McQueary gave more graphic details to the grand jury, saying he saw Sandusky performing a sexual act on a boy who appeared to be 10.
Paterno reported what he knew to Athletic Director Tim Curley and Gary Schultz, former senior vice president for business and finance.
“We believed that under the statute he had an obligation to report it to school administrators,” Kelly said, “and he did that.”
Kelly said the grand jury found McQueary to be “extremely credible,” but did not believe Curley and Schultz when they denied knowing that the shower incident involved any sexual or criminal act.
“The graduate assistant described what he saw, the prosecutors took into consideration his age, the way he reacted when he saw this, the fact that he immediately contacted his father to seek advice because he was so shocked by this, and then early the next day immediately contacted someone he thought was an authority figure, Joe Paterno, who’s the coach of the Penn State football team,” Kelly said.
Curley and Schultz did not report the incident to police or child protective services, she said.
The two were arraigned on the charges in Dauphin County on Monday, and their attorneys said they are innocent and the charges against them are baseless.
Sandusky’s attorney, Joe Amendola, on Saturday said Sandusky maintains his innocence. That day, Sandusky was charged with 40 counts relating to sexual abuse of minors.
The charges were filed Saturday, after a two-year investigation by the state Attorney General’s Office into a 2009 report of a sexual assault of a Clinton County boy who was a guest at Sandusky’s College Township home.
The subsequent investigation found evidence that Sandusky selected boys he’d met through The Second Mile, the charity he started in 1977 for at-risk youth, lavished them with gifts, and earned their trust.
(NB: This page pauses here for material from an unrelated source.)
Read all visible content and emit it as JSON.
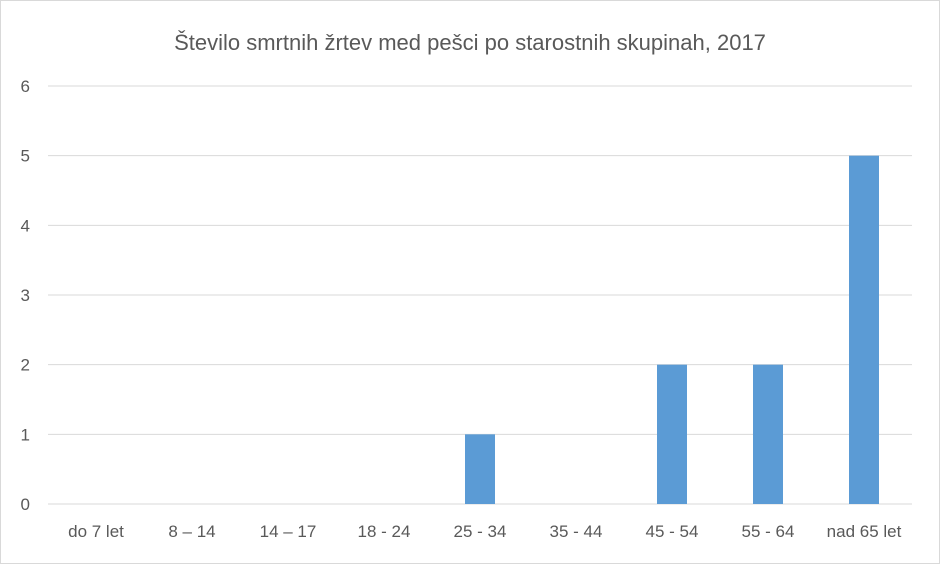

In the showers of Penn State football buildings, at his home, and in hotel rooms, according to the grand jury, he fondled and had sex with eight young boys between 1994 and December 2008.
Noonan said the process, called “grooming,” is common in sexual abuse cases. A predator identifies a child, becomes a mentor and gives gifts to develop trust, which leads to physical and then sexual contact.
“What is unusual, though, in this particular investigation, is that in 1998, there was a police investigation in which he made admissions about inappropriate contact in a shower room ... and nothing happened and nothing stopped,” Noonan said. “In the year 2000, janitors at ... Penn State University observed a sex act in the shower room, and because they were afraid for their jobs, they didn’t report it, and nothing changed and nothing stopped.”
During Monday’s news conference, Kelly declined to say if any other victims have come forward since the scandal was publicized over the weekend. But she said she believes there could be more victims.
Kelly said six of the eight victims’ identities are known to authorities. The two whose identities are unknown are the boy in the 2002 shower incident, who the grand jury said university administrators didn’t try to identify, and the boy in the incident witnessed by the janitor.